Artikel 12 [Recht auf Eheschließung]

    Mit Erreichung des Heiratsalters haben Männer und Frauen das Recht, eine Ehe einzugehen und eine Familie nach den nationalen Gesetzen, die die Ausübung dieses Rechts regeln, zu gründen.

 

Artikel 13 [Recht auf wirksame Beschwerde]

    Sind die in der vorliegenden Konvention festgelegten Rechte und Freiheiten verletzt worden, so hat der Verletzte das Recht, eine wirksame Beschwerde bei einer nationalen Instanz einzulegen, selbst wenn die Verletzung von Personen begangen worden ist, die in amtlicher Eigenschaft gehandelt haben.

 

Artikel 14 [Verbot der Diskriminierung]

    Der Genuß der in der vorliegenden Konvention festgelegten Rechte und Freiheiten muß ohne Unterschied des Geschlechts, der Rasse, Hautfarbe, Sprache, Religion, politischen oder sonstigen Anschauungen, nationalen oder sozialen Herkunft, Zugehörigkeit zu einer nationalen Minderheit, des Vermögens, der Geburt oder des sonstigen Status gewährleistet werden.

 

Artikel 15 [Außerkraftsetzen im Notstandsfall]

    (1) Im Falle eines Krieges oder eines anderen öffentlichen Notstandes, der das Leben der Nation bedroht, kann jeder der Hohen Vertragschließenden Teile Maßnahmen ergreifen, welche die in dieser Konvention vorgesehenen Verpflichtungen in dem Umfang, den die Lage unbedingt erfordert, und unter der Bedingung außer Kraft setzen, daß diese Maßnahmen nicht im Widerspruch zu den sonstigen völkerrechtlichen Verpflichtungen stehen.

    (2) Die vorstehende Bestimmung gestattet kein Außerkraftsetzen des Artikels 2 außer bei Todesfällen, die auf rechtmäßige Kriegshandlungen zurückzuführen sind, oder der Artikel 3, 4 (Absatz 1) und 7.

    (3) Jeder Hohe Vertragschließende Teil, der dieses Recht der Außerkraftsetzung ausübt, hat den Generalsekretär des Europarats eingehend über die getroffenen Maßnahmen und deren Gründe zu unterrichten. Er muß den Generalsekretär des Europarats auch über den Zeitpunkt in Kenntnis setzen, in dem diese Maßnahmen außer Kraft getreten sind und die Vorschriften der Konvention wieder volle Anwendung finden.

 

Artikel 16 [Beschränkung der politischen Tätigkeit von Ausländern]

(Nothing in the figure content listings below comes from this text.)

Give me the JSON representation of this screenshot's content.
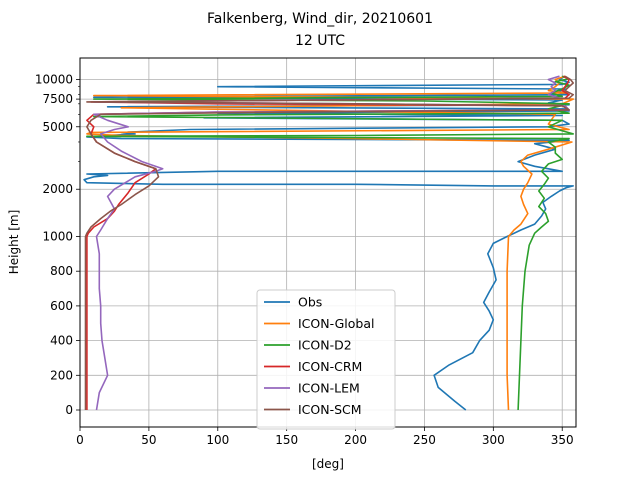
{
  "chart_data": {
    "type": "line",
    "title_line1": "Falkenberg, Wind_dir, 20210601",
    "title_line2": "12 UTC",
    "xlabel": "[deg]",
    "ylabel": "Height [m]",
    "xlim": [
      0,
      360
    ],
    "xticks": [
      0,
      50,
      100,
      150,
      200,
      250,
      300,
      350
    ],
    "yscale": "linear below 1000 m, logarithmic above",
    "yticks": [
      0,
      200,
      400,
      600,
      800,
      1000,
      2000,
      5000,
      7500,
      10000
    ],
    "grid": true,
    "legend_position": "lower center",
    "series": [
      {
        "name": "Obs",
        "color": "#1f77b4",
        "points": [
          [
            280,
            0
          ],
          [
            272,
            50
          ],
          [
            260,
            130
          ],
          [
            257,
            200
          ],
          [
            268,
            260
          ],
          [
            285,
            330
          ],
          [
            290,
            400
          ],
          [
            297,
            460
          ],
          [
            300,
            520
          ],
          [
            297,
            570
          ],
          [
            293,
            620
          ],
          [
            297,
            680
          ],
          [
            302,
            750
          ],
          [
            300,
            820
          ],
          [
            296,
            900
          ],
          [
            300,
            960
          ],
          [
            310,
            1000
          ],
          [
            320,
            1100
          ],
          [
            330,
            1200
          ],
          [
            335,
            1350
          ],
          [
            338,
            1500
          ],
          [
            336,
            1650
          ],
          [
            342,
            1800
          ],
          [
            348,
            1950
          ],
          [
            353,
            2050
          ],
          [
            358,
            2100
          ],
          [
            300,
            2100
          ],
          [
            200,
            2150
          ],
          [
            60,
            2150
          ],
          [
            5,
            2200
          ],
          [
            3,
            2300
          ],
          [
            10,
            2400
          ],
          [
            20,
            2450
          ],
          [
            5,
            2500
          ],
          [
            100,
            2600
          ],
          [
            350,
            2600
          ],
          [
            330,
            2800
          ],
          [
            318,
            3000
          ],
          [
            330,
            3300
          ],
          [
            345,
            3600
          ],
          [
            330,
            3900
          ],
          [
            355,
            4100
          ],
          [
            30,
            4200
          ],
          [
            5,
            4300
          ],
          [
            20,
            4400
          ],
          [
            40,
            4500
          ],
          [
            30,
            4600
          ],
          [
            80,
            4800
          ],
          [
            340,
            5000
          ],
          [
            355,
            5200
          ],
          [
            350,
            5500
          ],
          [
            90,
            5700
          ],
          [
            350,
            5900
          ],
          [
            100,
            6100
          ],
          [
            355,
            6300
          ],
          [
            352,
            6500
          ],
          [
            20,
            6700
          ],
          [
            355,
            6900
          ],
          [
            340,
            7100
          ],
          [
            350,
            7400
          ],
          [
            10,
            7700
          ],
          [
            355,
            8000
          ],
          [
            345,
            8300
          ],
          [
            353,
            8700
          ],
          [
            100,
            9000
          ],
          [
            350,
            9300
          ],
          [
            355,
            9600
          ],
          [
            348,
            10000
          ],
          [
            352,
            10500
          ]
        ]
      },
      {
        "name": "ICON-Global",
        "color": "#ff7f0e",
        "points": [
          [
            311,
            0
          ],
          [
            310,
            200
          ],
          [
            310,
            400
          ],
          [
            310,
            600
          ],
          [
            310,
            800
          ],
          [
            311,
            1000
          ],
          [
            315,
            1100
          ],
          [
            320,
            1200
          ],
          [
            325,
            1400
          ],
          [
            322,
            1600
          ],
          [
            320,
            1800
          ],
          [
            322,
            2000
          ],
          [
            325,
            2200
          ],
          [
            328,
            2500
          ],
          [
            322,
            2800
          ],
          [
            320,
            3000
          ],
          [
            325,
            3300
          ],
          [
            340,
            3600
          ],
          [
            357,
            4000
          ],
          [
            200,
            4200
          ],
          [
            30,
            4400
          ],
          [
            5,
            4500
          ],
          [
            8,
            4600
          ],
          [
            355,
            4800
          ],
          [
            340,
            5200
          ],
          [
            345,
            6000
          ],
          [
            30,
            6600
          ],
          [
            350,
            7000
          ],
          [
            358,
            7500
          ],
          [
            200,
            7700
          ],
          [
            10,
            7900
          ],
          [
            353,
            8200
          ],
          [
            340,
            8500
          ],
          [
            345,
            9000
          ],
          [
            348,
            9500
          ],
          [
            345,
            10000
          ],
          [
            352,
            10500
          ]
        ]
      },
      {
        "name": "ICON-D2",
        "color": "#2ca02c",
        "points": [
          [
            318,
            0
          ],
          [
            319,
            200
          ],
          [
            320,
            400
          ],
          [
            321,
            600
          ],
          [
            323,
            800
          ],
          [
            326,
            950
          ],
          [
            330,
            1050
          ],
          [
            335,
            1150
          ],
          [
            340,
            1250
          ],
          [
            338,
            1400
          ],
          [
            333,
            1550
          ],
          [
            337,
            1750
          ],
          [
            333,
            1950
          ],
          [
            337,
            2150
          ],
          [
            340,
            2350
          ],
          [
            335,
            2600
          ],
          [
            340,
            2900
          ],
          [
            350,
            3100
          ],
          [
            345,
            3400
          ],
          [
            345,
            3700
          ],
          [
            340,
            4000
          ],
          [
            355,
            4200
          ],
          [
            100,
            4300
          ],
          [
            5,
            4350
          ],
          [
            200,
            4400
          ],
          [
            358,
            4500
          ],
          [
            340,
            5000
          ],
          [
            350,
            5500
          ],
          [
            10,
            5800
          ],
          [
            100,
            5950
          ],
          [
            355,
            6100
          ],
          [
            340,
            6500
          ],
          [
            355,
            7000
          ],
          [
            250,
            7300
          ],
          [
            10,
            7500
          ],
          [
            350,
            7800
          ],
          [
            342,
            8200
          ],
          [
            350,
            8700
          ],
          [
            355,
            9200
          ],
          [
            345,
            9700
          ],
          [
            355,
            10100
          ],
          [
            350,
            10500
          ]
        ]
      },
      {
        "name": "ICON-CRM",
        "color": "#d62728",
        "points": [
          [
            5,
            0
          ],
          [
            5,
            200
          ],
          [
            5,
            400
          ],
          [
            5,
            600
          ],
          [
            5,
            800
          ],
          [
            5,
            1000
          ],
          [
            6,
            1050
          ],
          [
            10,
            1150
          ],
          [
            20,
            1300
          ],
          [
            25,
            1450
          ],
          [
            28,
            1600
          ],
          [
            35,
            1900
          ],
          [
            40,
            2200
          ],
          [
            50,
            2500
          ],
          [
            55,
            2700
          ],
          [
            40,
            3000
          ],
          [
            25,
            3400
          ],
          [
            12,
            4000
          ],
          [
            8,
            4500
          ],
          [
            10,
            5000
          ],
          [
            5,
            5500
          ],
          [
            10,
            6000
          ],
          [
            100,
            6200
          ],
          [
            355,
            6400
          ],
          [
            352,
            6800
          ],
          [
            100,
            7000
          ],
          [
            8,
            7200
          ],
          [
            352,
            7600
          ],
          [
            355,
            8000
          ],
          [
            350,
            8500
          ],
          [
            352,
            9000
          ],
          [
            354,
            9500
          ],
          [
            355,
            10000
          ],
          [
            351,
            10500
          ]
        ]
      },
      {
        "name": "ICON-LEM",
        "color": "#9467bd",
        "points": [
          [
            12,
            0
          ],
          [
            14,
            100
          ],
          [
            20,
            200
          ],
          [
            18,
            300
          ],
          [
            16,
            400
          ],
          [
            15,
            500
          ],
          [
            15,
            600
          ],
          [
            14,
            700
          ],
          [
            14,
            800
          ],
          [
            14,
            900
          ],
          [
            12,
            1000
          ],
          [
            15,
            1100
          ],
          [
            20,
            1300
          ],
          [
            25,
            1500
          ],
          [
            20,
            1800
          ],
          [
            25,
            2000
          ],
          [
            40,
            2400
          ],
          [
            55,
            2600
          ],
          [
            60,
            2700
          ],
          [
            45,
            3000
          ],
          [
            30,
            3500
          ],
          [
            20,
            4000
          ],
          [
            15,
            4500
          ],
          [
            25,
            4800
          ],
          [
            35,
            5000
          ],
          [
            20,
            5500
          ],
          [
            10,
            6000
          ],
          [
            100,
            6200
          ],
          [
            355,
            6400
          ],
          [
            352,
            6800
          ],
          [
            200,
            7000
          ],
          [
            10,
            7200
          ],
          [
            348,
            7600
          ],
          [
            340,
            8000
          ],
          [
            345,
            8500
          ],
          [
            342,
            9000
          ],
          [
            345,
            9500
          ],
          [
            340,
            10000
          ],
          [
            348,
            10500
          ]
        ]
      },
      {
        "name": "ICON-SCM",
        "color": "#8c564b",
        "points": [
          [
            4,
            0
          ],
          [
            4,
            200
          ],
          [
            4,
            400
          ],
          [
            4,
            600
          ],
          [
            4,
            800
          ],
          [
            4,
            1000
          ],
          [
            5,
            1050
          ],
          [
            8,
            1150
          ],
          [
            15,
            1300
          ],
          [
            22,
            1450
          ],
          [
            30,
            1600
          ],
          [
            40,
            1850
          ],
          [
            50,
            2100
          ],
          [
            57,
            2400
          ],
          [
            55,
            2700
          ],
          [
            40,
            3000
          ],
          [
            25,
            3400
          ],
          [
            12,
            4000
          ],
          [
            8,
            4500
          ],
          [
            5,
            5000
          ],
          [
            8,
            5500
          ],
          [
            15,
            6000
          ],
          [
            150,
            6200
          ],
          [
            355,
            6400
          ],
          [
            350,
            6800
          ],
          [
            200,
            7000
          ],
          [
            5,
            7200
          ],
          [
            355,
            7600
          ],
          [
            358,
            8000
          ],
          [
            352,
            8500
          ],
          [
            355,
            9000
          ],
          [
            358,
            9500
          ],
          [
            356,
            10000
          ],
          [
            352,
            10500
          ]
        ]
      }
    ]
  }
}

    Keine der Bestimmungen der Artikel 10, 11 und 14 darf so ausgelegt werden, daß sie den Hohen Vertragschließenden Parteien verbietet, die politische Tätigkeit von Ausländern Beschränkungen zu unterwerfen.

 

Artikel 17 [Begrenzung der Rechtseinschränkungen]

    Keine Bestimmung dieser Konvention darf dahin ausgelegt werden, daß sie für einen Staat, eine Gruppe oder eine Person das Recht begründet, eine Tätigkeit auszuüben oder eine Handlung zu begehen, die auf die Abschaffung der in der vorliegenden Konvention festgelegten Rechte und Freiheiten oder auf weitergehende Beschränkungen dieser Rechte und Freiheiten, als in der Konvention vorgesehen, hinzielt.

 

Artikel 18 [Verbot des Mißbrauchs der Rechte]

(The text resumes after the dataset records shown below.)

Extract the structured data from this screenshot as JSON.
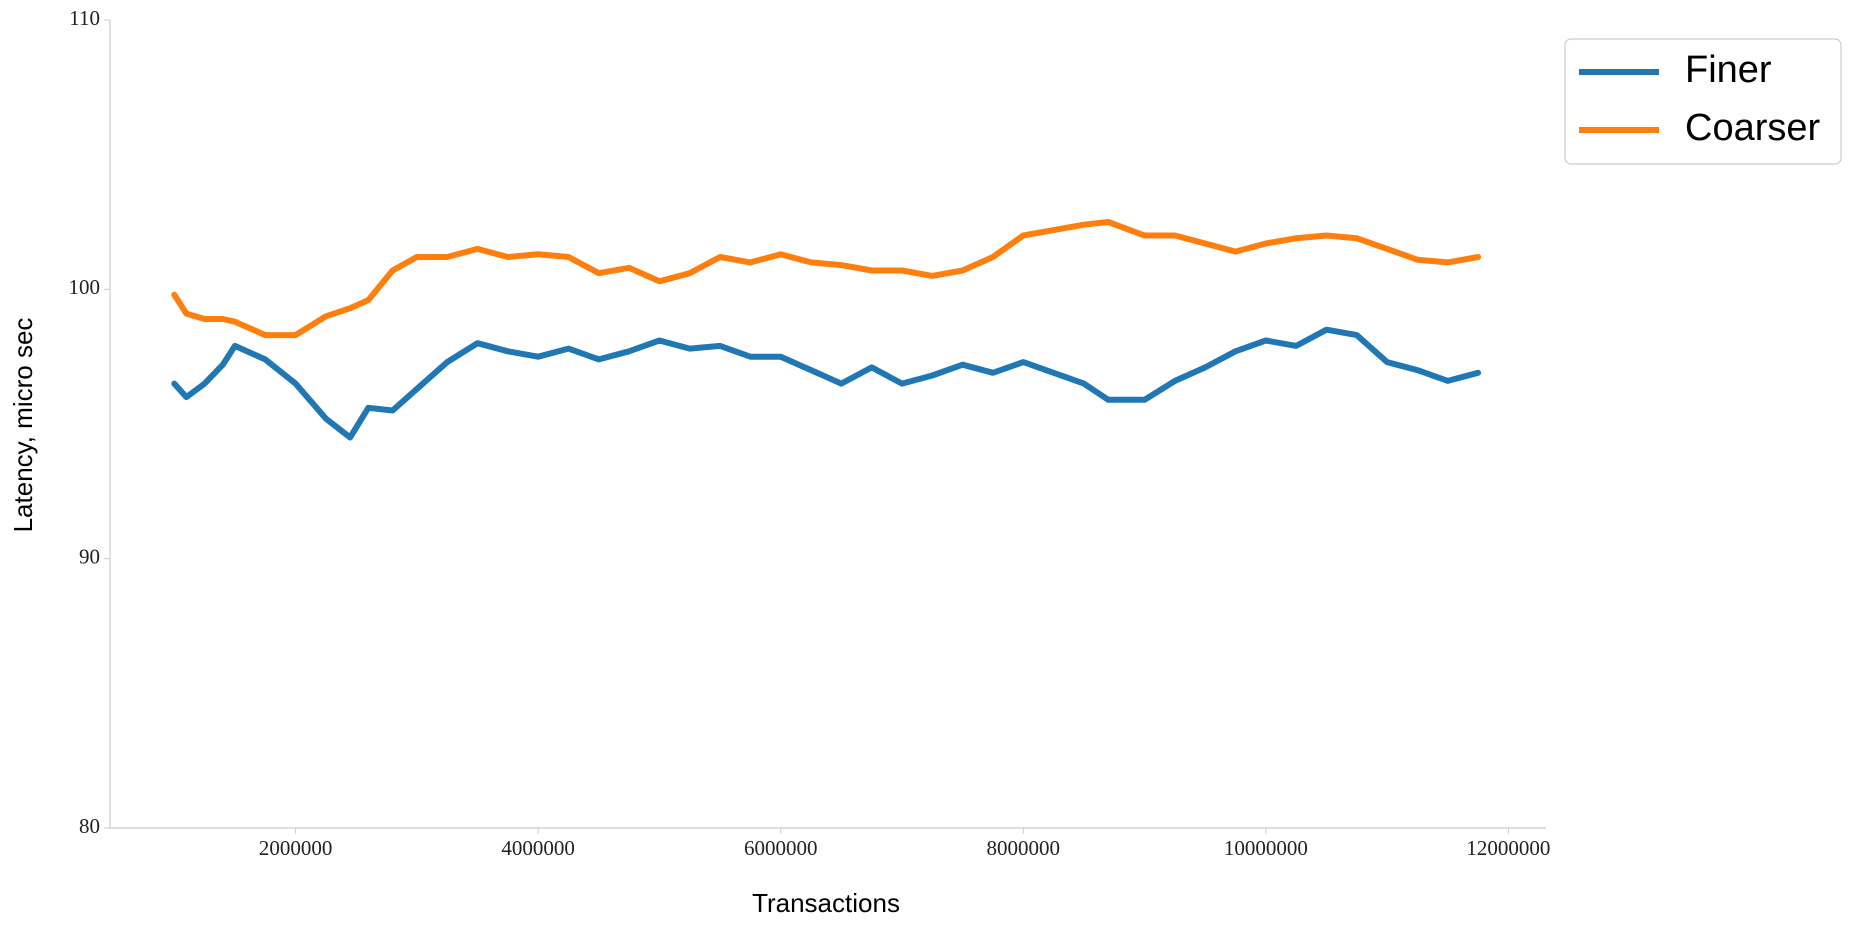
{
  "chart_data": {
    "type": "line",
    "xlabel": "Transactions",
    "ylabel": "Latency, micro sec",
    "x": [
      1000000,
      1100000,
      1250000,
      1400000,
      1500000,
      1750000,
      2000000,
      2250000,
      2450000,
      2600000,
      2800000,
      3000000,
      3250000,
      3500000,
      3750000,
      4000000,
      4250000,
      4500000,
      4750000,
      5000000,
      5250000,
      5500000,
      5750000,
      6000000,
      6250000,
      6500000,
      6750000,
      7000000,
      7250000,
      7500000,
      7750000,
      8000000,
      8250000,
      8500000,
      8700000,
      9000000,
      9250000,
      9500000,
      9750000,
      10000000,
      10250000,
      10500000,
      10750000,
      11000000,
      11250000,
      11500000,
      11750000
    ],
    "series": [
      {
        "name": "Finer",
        "color": "#1f77b4",
        "values": [
          96.5,
          96.0,
          96.5,
          97.2,
          97.9,
          97.4,
          96.5,
          95.2,
          94.5,
          95.6,
          95.5,
          96.3,
          97.3,
          98.0,
          97.7,
          97.5,
          97.8,
          97.4,
          97.7,
          98.1,
          97.8,
          97.9,
          97.5,
          97.5,
          97.0,
          96.5,
          97.1,
          96.5,
          96.8,
          97.2,
          96.9,
          97.3,
          96.9,
          96.5,
          95.9,
          95.9,
          96.6,
          97.1,
          97.7,
          98.1,
          97.9,
          98.5,
          98.3,
          97.3,
          97.0,
          96.6,
          96.9
        ]
      },
      {
        "name": "Coarser",
        "color": "#ff7f0e",
        "values": [
          99.8,
          99.1,
          98.9,
          98.9,
          98.8,
          98.3,
          98.3,
          99.0,
          99.3,
          99.6,
          100.7,
          101.2,
          101.2,
          101.5,
          101.2,
          101.3,
          101.2,
          100.6,
          100.8,
          100.3,
          100.6,
          101.2,
          101.0,
          101.3,
          101.0,
          100.9,
          100.7,
          100.7,
          100.5,
          100.7,
          101.2,
          102.0,
          102.2,
          102.4,
          102.5,
          102.0,
          102.0,
          101.7,
          101.4,
          101.7,
          101.9,
          102.0,
          101.9,
          101.5,
          101.1,
          101.0,
          101.2
        ]
      }
    ],
    "xlim": [
      470000,
      12310000
    ],
    "xticks": [
      2000000,
      4000000,
      6000000,
      8000000,
      10000000,
      12000000
    ],
    "ylim": [
      80,
      110
    ],
    "yticks": [
      80,
      90,
      100,
      110
    ],
    "grid": false,
    "legend": "outside upper right"
  }
}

    Die nach der vorliegenden Konvention gestatteten Einschränkungen dieser Rechte und Freiheiten dürfen nicht für andere Zwecke als die vorgesehenen angewandt werden.

 

Abschnitt II: Europäischer Gerichtshof für Menschenrechte

 

Artikel 19 [Errichtung des Gerichtshofs]

    Um die Einhaltung der Verpflichtungen sicherzustellen, welche die Hohen Vertragschließenden Teile in dieser Konvention und den Protokollen dazu übernommen haben, wird ein Europäischer Gerichtshof für Menschenrechte, im folgenden als "Gerichtshof" bezeichnet, errichtet. Er nimmt seine Aufgaben als ständiger Gerichtshof wahr.

 

Artikel 20 [Zahl der Richter]

    Die Zahl der Richter des Gerichtshofs entspricht derjenigen der Hohen Vertragsschließenden Teile.

 

Artikel 21 [Voraussetzungen für das Amt]

    (1) Die Richter müssen hohes sittliches Ansehen genießen und entweder die für die Ausübung hoher richterlicher Ämter erforderlichen Voraussetzungen erfüllen oder Rechtsgelehrte von anerkanntem Ruf sein.

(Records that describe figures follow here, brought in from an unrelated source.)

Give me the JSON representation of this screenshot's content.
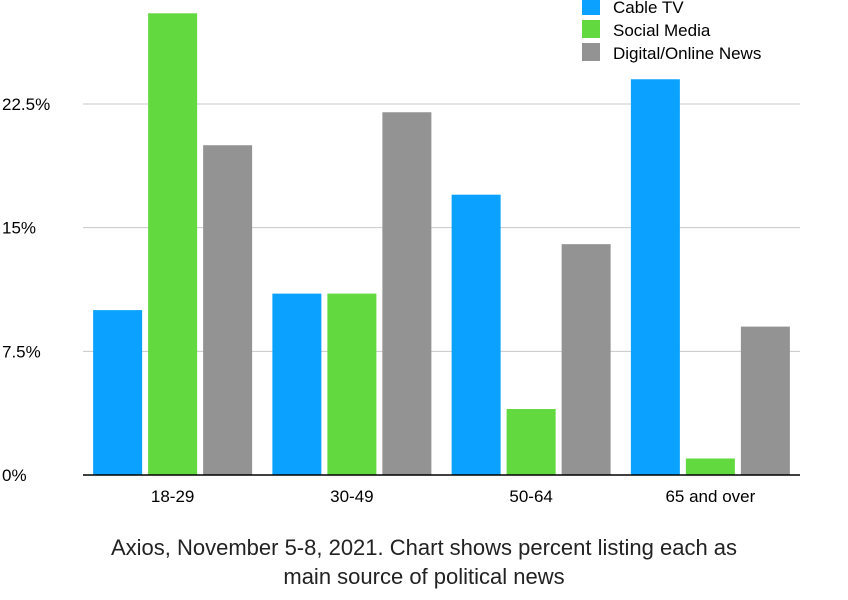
{
  "chart_data": {
    "type": "bar",
    "title": "",
    "xlabel": "",
    "ylabel": "",
    "categories": [
      "18-29",
      "30-49",
      "50-64",
      "65 and over"
    ],
    "series": [
      {
        "name": "Cable TV",
        "color": "#0ba2ff",
        "values": [
          10,
          11,
          17,
          24
        ]
      },
      {
        "name": "Social Media",
        "color": "#62d93e",
        "values": [
          28,
          11,
          4,
          1
        ]
      },
      {
        "name": "Digital/Online News",
        "color": "#939393",
        "values": [
          20,
          22,
          14,
          9
        ]
      }
    ],
    "yticks": [
      0,
      7.5,
      15,
      22.5
    ],
    "ytick_labels": [
      "0%",
      "7.5%",
      "15%",
      "22.5%"
    ],
    "ylim": [
      0,
      28
    ],
    "grid": true,
    "legend_position": "top-right"
  },
  "caption": {
    "line1": "Axios, November 5-8, 2021. Chart shows percent listing each as",
    "line2": "main source of political news"
  }
}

    (2) Die Richter gehören dem Gerichtshof in ihrer persönlichen Eigenschaft an.

    (3) Während der Amtszeit dürfen die Richter keine Tätigkeit ausüben, die mit ihrer Unabhängigkeit, ihrer Unparteilichkeit oder mit den Erfordernissen der Vollzeitbeschäftigung in diesem Amt unvereinbar ist; alle Fragen, die sich aus der Anwendung dieses Absatzes ergeben, werden vom Gerichtshof entschieden.

 

Artikel 22 [Wahl der Richter]

    (1) Die Richter werden von der Parlamentarischen Versammlung für jeden Hohen Vertragsschließenden Teil mit Stimmenmehrheit aus einer Liste von drei Kandidaten gewählt, die von dem Hohen Vertragsschließenden Teil vorgeschlagen werden.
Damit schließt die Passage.